Normally, IgG antibodies circulating in the bloodstream are eventually broken down and recycled. A protein called neonatal Fc receptor (FcRn) helps to stabilize IgG antibodies and prevent this process. Vyvgart works by blocking FcRn, thereby increasing the rate at which IgG antibodies, including those driving MG, are broken down.
By lowering the levels of disease-driving antibodies, the therapy is expected to ease MG symptoms.
Vyvgart is not specific for antibodies that cause MG, however. The medication will also act on antibodies produced by the immune system in response to infections.
Vyvgart in clinical trials
In Phase 1 studies, researchers demonstrated that Vyvgart (formerly known as ARGX-113) had favorable safety and tolerability with different doses and dosing regimens. They also showed treatment led to promising reductions in the levels of disease-causing IgGs.
A Phase 2 study (NCT02965573) to assess the safety, efficacy, and pharmacological properties of Vyvgart in MG patients with generalized muscle weakness has been completed. Researchers administered Vyvgart in addition to patients’ current treatment, which included cholinesterase inhibitors, corticosteroids, or immunosuppressants.
Results showed that 75% of patients treated with Vyvgart had clinically and statistically significant improvements through at least six weeks, compared with 25% of those on placebo. Researchers reported no severe side effects.
A Phase 3 clinical called ADAPT (NCT03669588) evaluated Vyvgart’s safety and effectiveness in 167 adults with MG, including 129 who were positive for anti-AChR antibodies. Participants were randomized to either Vyvgart at 10 milligrams/kilogram (mg/kg) — administered in single weekly infusion cycles over four weeks, with a maximum of three rounds of treatment — or to a placebo, in addition to their current standard treatments, for 26 weeks (about six months).
Trial results showed that significantly more AChR-positive patients treated with Vyvgart showed clinically meaningful improvements in the Myasthenia Gravis Activities of Daily Living score, a measure of MG symptom severity, than those on a placebo (67.7% vs. 29.7%), meeting the trial’s main goal. The therapy was also associated with fast, deep, and durable responses among treated patients. Further analyses also showed that Vyvgart was superior to a placebo among AChR-negative patients.
Treatment was generally well tolerated, with a safety profile comparable with that of placebo.
After completing ADAPT, most participants (about 91%) entered an open-label extension study called ADAPT+ (NCT03770403), in which all enrolled will be treated with Vyvgart for up to three years.
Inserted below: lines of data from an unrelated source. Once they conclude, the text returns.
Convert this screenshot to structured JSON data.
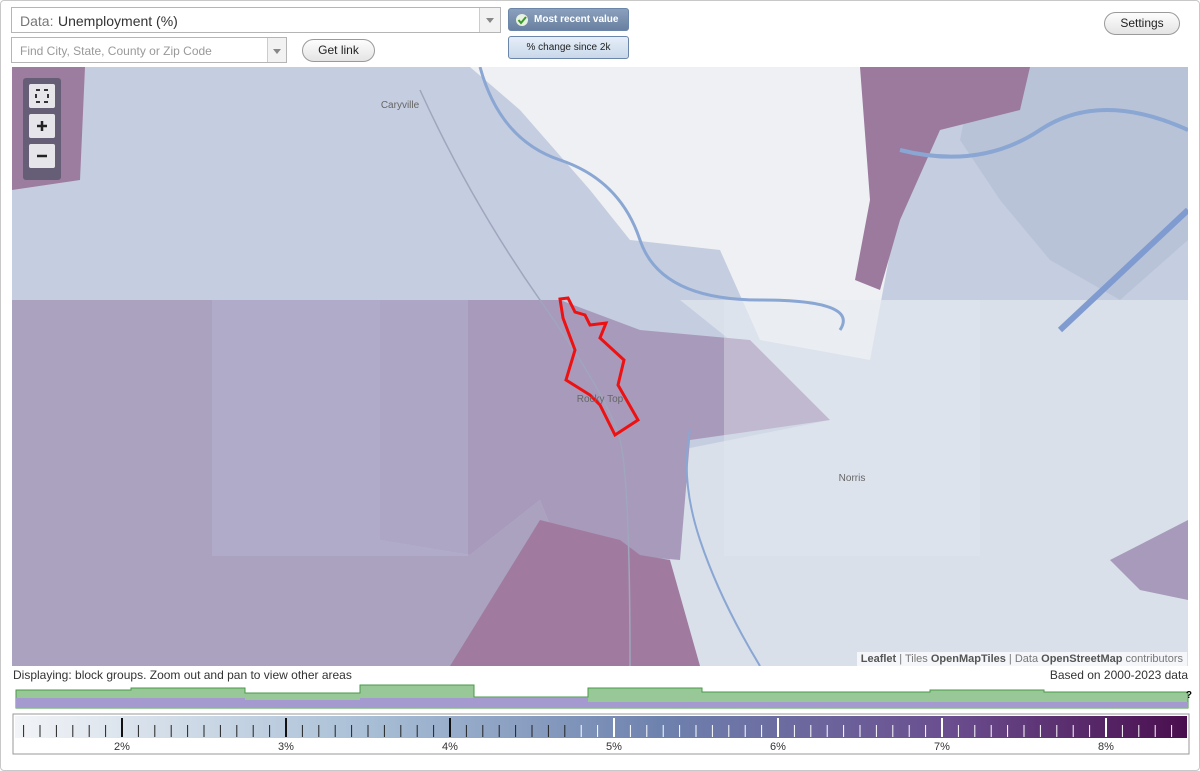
{
  "controls": {
    "data_label": "Data:",
    "data_value": "Unemployment (%)",
    "search_placeholder": "Find City, State, County or Zip Code",
    "get_link": "Get link",
    "most_recent": "Most recent value",
    "percent_change": "% change since 2k",
    "settings": "Settings"
  },
  "map": {
    "places": [
      "Caryville",
      "Rocky Top",
      "Norris"
    ],
    "attribution": {
      "leaflet": "Leaflet",
      "separator": "|",
      "tiles_label": "Tiles",
      "tiles": "OpenMapTiles",
      "data_label": "Data",
      "data": "OpenStreetMap",
      "contributors": "contributors"
    }
  },
  "footer": {
    "displaying": "Displaying: block groups. Zoom out and pan to view other areas",
    "based_on": "Based on 2000-2023 data"
  },
  "legend": {
    "labels": [
      "2%",
      "3%",
      "4%",
      "5%",
      "6%",
      "7%",
      "8%"
    ],
    "help": "?"
  }
}
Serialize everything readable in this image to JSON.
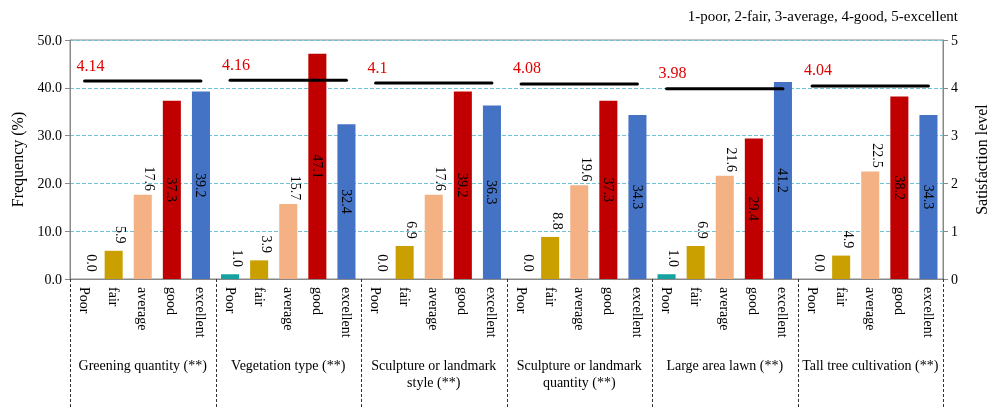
{
  "chart_data": {
    "type": "bar",
    "ylabel": "Frequency (%)",
    "y2label": "Satisfaction level",
    "categories": [
      "Poor",
      "fair",
      "average",
      "good",
      "excellent",
      "Poor",
      "fair",
      "average",
      "good",
      "excellent",
      "Poor",
      "fair",
      "average",
      "good",
      "excellent",
      "Poor",
      "fair",
      "average",
      "good",
      "excellent",
      "Poor",
      "fair",
      "average",
      "good",
      "excellent",
      "Poor",
      "fair",
      "average",
      "good",
      "excellent"
    ],
    "series": [
      {
        "values": [
          0.0,
          5.9,
          17.6,
          37.3,
          39.2,
          1.0,
          3.9,
          15.7,
          47.1,
          32.4,
          0.0,
          6.9,
          17.6,
          39.2,
          36.3,
          0.0,
          8.8,
          19.6,
          37.3,
          34.3,
          1.0,
          6.9,
          21.6,
          29.4,
          41.2,
          0.0,
          4.9,
          22.5,
          38.2,
          34.3
        ],
        "value_labels": [
          "0.0",
          "5.9",
          "17.6",
          "37.3",
          "39.2",
          "1.0",
          "3.9",
          "15.7",
          "47.1",
          "32.4",
          "0.0",
          "6.9",
          "17.6",
          "39.2",
          "36.3",
          "0.0",
          "8.8",
          "19.6",
          "37.3",
          "34.3",
          "1.0",
          "6.9",
          "21.6",
          "29.4",
          "41.2",
          "0.0",
          "4.9",
          "22.5",
          "38.2",
          "34.3"
        ],
        "colors": [
          "#17a2a2",
          "#c9a000",
          "#f4b183",
          "#c00000",
          "#4472c4",
          "#17a2a2",
          "#c9a000",
          "#f4b183",
          "#c00000",
          "#4472c4",
          "#17a2a2",
          "#c9a000",
          "#f4b183",
          "#c00000",
          "#4472c4",
          "#17a2a2",
          "#c9a000",
          "#f4b183",
          "#c00000",
          "#4472c4",
          "#17a2a2",
          "#c9a000",
          "#f4b183",
          "#c00000",
          "#4472c4",
          "#17a2a2",
          "#c9a000",
          "#f4b183",
          "#c00000",
          "#4472c4"
        ]
      },
      {
        "type": "line",
        "axis": "y2",
        "color": "#000000",
        "values": [
          4.14,
          4.14,
          4.14,
          4.14,
          4.14,
          null,
          null,
          null,
          null,
          null,
          null,
          null,
          null,
          null,
          null,
          null,
          null,
          null,
          null,
          null,
          null,
          null,
          null,
          null,
          null,
          null,
          null,
          null,
          null,
          null
        ],
        "value_labels": [
          "4.14",
          null,
          null,
          null,
          null,
          null,
          null,
          null,
          null,
          null,
          null,
          null,
          null,
          null,
          null,
          null,
          null,
          null,
          null,
          null,
          null,
          null,
          null,
          null,
          null,
          null,
          null,
          null,
          null,
          null
        ]
      },
      {
        "type": "line",
        "axis": "y2",
        "color": "#000000",
        "values": [
          null,
          null,
          null,
          null,
          null,
          4.16,
          4.16,
          4.16,
          4.16,
          4.16,
          null,
          null,
          null,
          null,
          null,
          null,
          null,
          null,
          null,
          null,
          null,
          null,
          null,
          null,
          null,
          null,
          null,
          null,
          null,
          null
        ],
        "value_labels": [
          null,
          null,
          null,
          null,
          null,
          "4.16",
          null,
          null,
          null,
          null,
          null,
          null,
          null,
          null,
          null,
          null,
          null,
          null,
          null,
          null,
          null,
          null,
          null,
          null,
          null,
          null,
          null,
          null,
          null,
          null
        ]
      },
      {
        "type": "line",
        "axis": "y2",
        "color": "#000000",
        "values": [
          null,
          null,
          null,
          null,
          null,
          null,
          null,
          null,
          null,
          null,
          4.1,
          4.1,
          4.1,
          4.1,
          4.1,
          null,
          null,
          null,
          null,
          null,
          null,
          null,
          null,
          null,
          null,
          null,
          null,
          null,
          null,
          null
        ],
        "value_labels": [
          null,
          null,
          null,
          null,
          null,
          null,
          null,
          null,
          null,
          null,
          "4.1",
          null,
          null,
          null,
          null,
          null,
          null,
          null,
          null,
          null,
          null,
          null,
          null,
          null,
          null,
          null,
          null,
          null,
          null,
          null
        ]
      },
      {
        "type": "line",
        "axis": "y2",
        "color": "#000000",
        "values": [
          null,
          null,
          null,
          null,
          null,
          null,
          null,
          null,
          null,
          null,
          null,
          null,
          null,
          null,
          null,
          4.08,
          4.08,
          4.08,
          4.08,
          4.08,
          null,
          null,
          null,
          null,
          null,
          null,
          null,
          null,
          null,
          null
        ],
        "value_labels": [
          null,
          null,
          null,
          null,
          null,
          null,
          null,
          null,
          null,
          null,
          null,
          null,
          null,
          null,
          null,
          "4.08",
          null,
          null,
          null,
          null,
          null,
          null,
          null,
          null,
          null,
          null,
          null,
          null,
          null,
          null
        ]
      },
      {
        "type": "line",
        "axis": "y2",
        "color": "#000000",
        "values": [
          null,
          null,
          null,
          null,
          null,
          null,
          null,
          null,
          null,
          null,
          null,
          null,
          null,
          null,
          null,
          null,
          null,
          null,
          null,
          null,
          3.98,
          3.98,
          3.98,
          3.98,
          3.98,
          null,
          null,
          null,
          null,
          null
        ],
        "value_labels": [
          null,
          null,
          null,
          null,
          null,
          null,
          null,
          null,
          null,
          null,
          null,
          null,
          null,
          null,
          null,
          null,
          null,
          null,
          null,
          null,
          "3.98",
          null,
          null,
          null,
          null,
          null,
          null,
          null,
          null,
          null
        ]
      },
      {
        "type": "line",
        "axis": "y2",
        "color": "#000000",
        "values": [
          null,
          null,
          null,
          null,
          null,
          null,
          null,
          null,
          null,
          null,
          null,
          null,
          null,
          null,
          null,
          null,
          null,
          null,
          null,
          null,
          null,
          null,
          null,
          null,
          null,
          4.04,
          4.04,
          4.04,
          4.04,
          4.04
        ],
        "value_labels": [
          null,
          null,
          null,
          null,
          null,
          null,
          null,
          null,
          null,
          null,
          null,
          null,
          null,
          null,
          null,
          null,
          null,
          null,
          null,
          null,
          null,
          null,
          null,
          null,
          null,
          "4.04",
          null,
          null,
          null,
          null
        ]
      }
    ],
    "ylim": [
      0,
      50
    ],
    "yticks": [
      {
        "value": 0,
        "label": "0.0"
      },
      {
        "value": 10,
        "label": "10.0"
      },
      {
        "value": 20,
        "label": "20.0"
      },
      {
        "value": 30,
        "label": "30.0"
      },
      {
        "value": 40,
        "label": "40.0"
      },
      {
        "value": 50,
        "label": "50.0"
      }
    ],
    "y2lim": [
      0,
      5
    ],
    "y2ticks": [
      0,
      1,
      2,
      3,
      4,
      5
    ],
    "grid": "y",
    "marker": "none",
    "annotations": [
      "1-poor, 2-fair, 3-average, 4-good, 5-excellent",
      "Greening quantity (**)",
      "Vegetation type (**)",
      "Sculpture or landmark style (**)",
      "Sculpture or landmark quantity (**)",
      "Large area lawn (**)",
      "Tall tree cultivation (**)"
    ]
  }
}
Its main goals are to assess the treatment’s safety and tolerability for long-term use, and researchers expect to complete ADAPT+ in mid-2023.
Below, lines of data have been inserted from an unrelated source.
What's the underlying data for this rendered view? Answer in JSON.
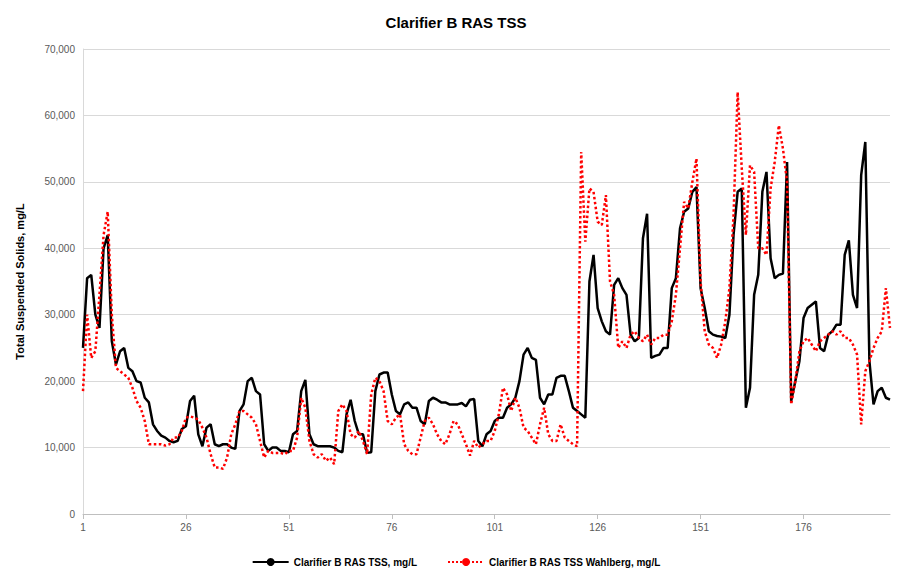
{
  "chart_data": {
    "type": "line",
    "title": "Clarifier B RAS TSS",
    "y_label": "Total Suspended Solids, mg/L",
    "xlim": [
      1,
      197
    ],
    "xticks": [
      1,
      26,
      51,
      76,
      101,
      126,
      151,
      176
    ],
    "ylim": [
      0,
      70000
    ],
    "yticks": [
      0,
      {
        "value": 10000,
        "label": "10,000"
      },
      {
        "value": 20000,
        "label": "20,000"
      },
      {
        "value": 30000,
        "label": "30,000"
      },
      {
        "value": 40000,
        "label": "40,000"
      },
      {
        "value": 50000,
        "label": "50,000"
      },
      {
        "value": 60000,
        "label": "60,000"
      },
      {
        "value": 70000,
        "label": "70,000"
      }
    ],
    "grid": true,
    "legend": "bottom",
    "x": [
      1,
      2,
      3,
      4,
      5,
      6,
      7,
      8,
      9,
      10,
      11,
      12,
      13,
      14,
      15,
      16,
      17,
      18,
      19,
      20,
      21,
      22,
      23,
      24,
      25,
      26,
      27,
      28,
      29,
      30,
      31,
      32,
      33,
      34,
      35,
      36,
      37,
      38,
      39,
      40,
      41,
      42,
      43,
      44,
      45,
      46,
      47,
      48,
      49,
      50,
      51,
      52,
      53,
      54,
      55,
      56,
      57,
      58,
      59,
      60,
      61,
      62,
      63,
      64,
      65,
      66,
      67,
      68,
      69,
      70,
      71,
      72,
      73,
      74,
      75,
      76,
      77,
      78,
      79,
      80,
      81,
      82,
      83,
      84,
      85,
      86,
      87,
      88,
      89,
      90,
      91,
      92,
      93,
      94,
      95,
      96,
      97,
      98,
      99,
      100,
      101,
      102,
      103,
      104,
      105,
      106,
      107,
      108,
      109,
      110,
      111,
      112,
      113,
      114,
      115,
      116,
      117,
      118,
      119,
      120,
      121,
      122,
      123,
      124,
      125,
      126,
      127,
      128,
      129,
      130,
      131,
      132,
      133,
      134,
      135,
      136,
      137,
      138,
      139,
      140,
      141,
      142,
      143,
      144,
      145,
      146,
      147,
      148,
      149,
      150,
      151,
      152,
      153,
      154,
      155,
      156,
      157,
      158,
      159,
      160,
      161,
      162,
      163,
      164,
      165,
      166,
      167,
      168,
      169,
      170,
      171,
      172,
      173,
      174,
      175,
      176,
      177,
      178,
      179,
      180,
      181,
      182,
      183,
      184,
      185,
      186,
      187,
      188,
      189,
      190,
      191,
      192,
      193,
      194,
      195,
      196,
      197
    ],
    "series": [
      {
        "name": "Clarifier B RAS TSS, mg/L",
        "color": "#000000",
        "line_style": "solid",
        "values": [
          25000,
          35500,
          36000,
          30000,
          28000,
          40000,
          42000,
          26000,
          22500,
          24500,
          25000,
          22000,
          21500,
          20000,
          19800,
          17500,
          16800,
          13500,
          12500,
          11800,
          11500,
          11000,
          10800,
          11000,
          12800,
          13200,
          17000,
          17800,
          12000,
          10200,
          13000,
          13500,
          10500,
          10200,
          10500,
          10500,
          10000,
          9800,
          15500,
          16500,
          20000,
          20500,
          18500,
          18000,
          10500,
          9500,
          10000,
          10000,
          9500,
          9500,
          9300,
          12000,
          12500,
          18500,
          20200,
          12000,
          10500,
          10200,
          10200,
          10200,
          10200,
          10000,
          9500,
          9300,
          15000,
          17200,
          14000,
          12000,
          12000,
          9200,
          9300,
          18500,
          21000,
          21300,
          21300,
          18000,
          15500,
          15000,
          16500,
          16800,
          16000,
          16000,
          14000,
          13500,
          17000,
          17500,
          17200,
          16800,
          16800,
          16500,
          16500,
          16500,
          16700,
          16200,
          17200,
          17300,
          11000,
          10200,
          12000,
          12500,
          14000,
          14500,
          14500,
          16000,
          16500,
          17500,
          20000,
          24000,
          25000,
          23500,
          23200,
          17500,
          16500,
          18000,
          18000,
          20500,
          20800,
          20800,
          18500,
          16000,
          15500,
          15000,
          14500,
          35000,
          39000,
          31000,
          29000,
          27500,
          27000,
          34500,
          35500,
          34000,
          33000,
          27000,
          26000,
          26500,
          41500,
          45200,
          23500,
          23800,
          24000,
          25000,
          25000,
          34000,
          35500,
          43000,
          45500,
          46000,
          48500,
          49200,
          34000,
          31000,
          27500,
          27000,
          26800,
          26700,
          26500,
          30000,
          42000,
          48500,
          49000,
          16000,
          19000,
          33000,
          36000,
          48500,
          51500,
          38500,
          35500,
          36000,
          36200,
          53000,
          17000,
          20000,
          23000,
          29500,
          31000,
          31500,
          32000,
          25000,
          24500,
          27000,
          27500,
          28500,
          28500,
          39000,
          41200,
          33000,
          31000,
          51000,
          56000,
          23000,
          16500,
          18500,
          19000,
          17500,
          17200
        ]
      },
      {
        "name": "Clarifier B RAS TSS Wahlberg, mg/L",
        "color": "#ff0000",
        "line_style": "dotted",
        "values": [
          18500,
          30000,
          23500,
          24500,
          33000,
          42000,
          45500,
          30000,
          22000,
          21500,
          21000,
          20500,
          19000,
          17000,
          16000,
          14000,
          10500,
          10500,
          10500,
          10500,
          10300,
          10500,
          11500,
          11500,
          12500,
          14500,
          14700,
          14500,
          14200,
          13000,
          11500,
          9000,
          7000,
          7000,
          6800,
          8500,
          12000,
          13500,
          15500,
          15500,
          15000,
          14500,
          13500,
          11000,
          8500,
          9500,
          9200,
          9200,
          9200,
          9000,
          9500,
          9500,
          11500,
          17500,
          16000,
          11000,
          9000,
          8500,
          9000,
          8000,
          8500,
          7500,
          15500,
          16500,
          15500,
          12000,
          11500,
          12500,
          11000,
          9000,
          18000,
          20500,
          20000,
          18500,
          14000,
          13500,
          14500,
          15000,
          10500,
          9500,
          9000,
          9000,
          11500,
          14000,
          14500,
          13500,
          12000,
          11000,
          10500,
          12000,
          14000,
          13500,
          12000,
          10500,
          8800,
          11000,
          10000,
          10500,
          11000,
          11000,
          12500,
          15000,
          19000,
          18000,
          15500,
          17500,
          16000,
          13000,
          12500,
          11500,
          10500,
          13500,
          16000,
          12000,
          11000,
          11000,
          13500,
          11500,
          11000,
          10500,
          10200,
          54500,
          41000,
          49000,
          48500,
          44000,
          43500,
          48000,
          35000,
          33000,
          25000,
          26000,
          25000,
          27000,
          27500,
          26500,
          26000,
          27000,
          25500,
          26500,
          26500,
          27000,
          27000,
          29000,
          33000,
          40000,
          47000,
          46000,
          50000,
          53500,
          35000,
          27500,
          25500,
          25000,
          23500,
          25500,
          29000,
          34000,
          45000,
          63500,
          52000,
          42000,
          52500,
          51500,
          40000,
          40000,
          39000,
          49000,
          53000,
          58500,
          55000,
          50000,
          16500,
          20000,
          24500,
          26000,
          26500,
          25500,
          24500,
          26000,
          26500,
          27000,
          27500,
          27000,
          27500,
          26500,
          26500,
          25500,
          24000,
          13500,
          21500,
          23000,
          25000,
          26500,
          27500,
          34000,
          28000
        ]
      }
    ]
  }
}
Vyvgart is administered via hour-long infusions into the bloodstream. Patients initially receive four weekly infusions over the course of four weeks, with additional treatment cycles administered based on clinical response. The dosage per infusion is 10 mg/kg, or 1200 mg for patients who weight 120 kg (about 265 pounds) or more.
Its most common side effects (affecting 10% or more of patients) include respiratory tract infections, headache, and urinary tract infection. Allergic reactions to Vyvgart can occur, in which case treatment should be stopped and appropriate therapies given.
Because Vyvgart interacts with the immune system, it may make patients more susceptible to infections. It is recommended that treatment with Vyvgart be withheld if a patient is currently experiencing a serious infection. Vyvgart also may decrease the effectiveness of vaccines; as such, it is recommended that patients receive all age-appropriate vaccinations before initiating a new treatment cycle.
Argenx opened “My Vyvgart Path,” a program offering patients and clinicians in the U.S. support, product education, and financial assistance information, among other resources.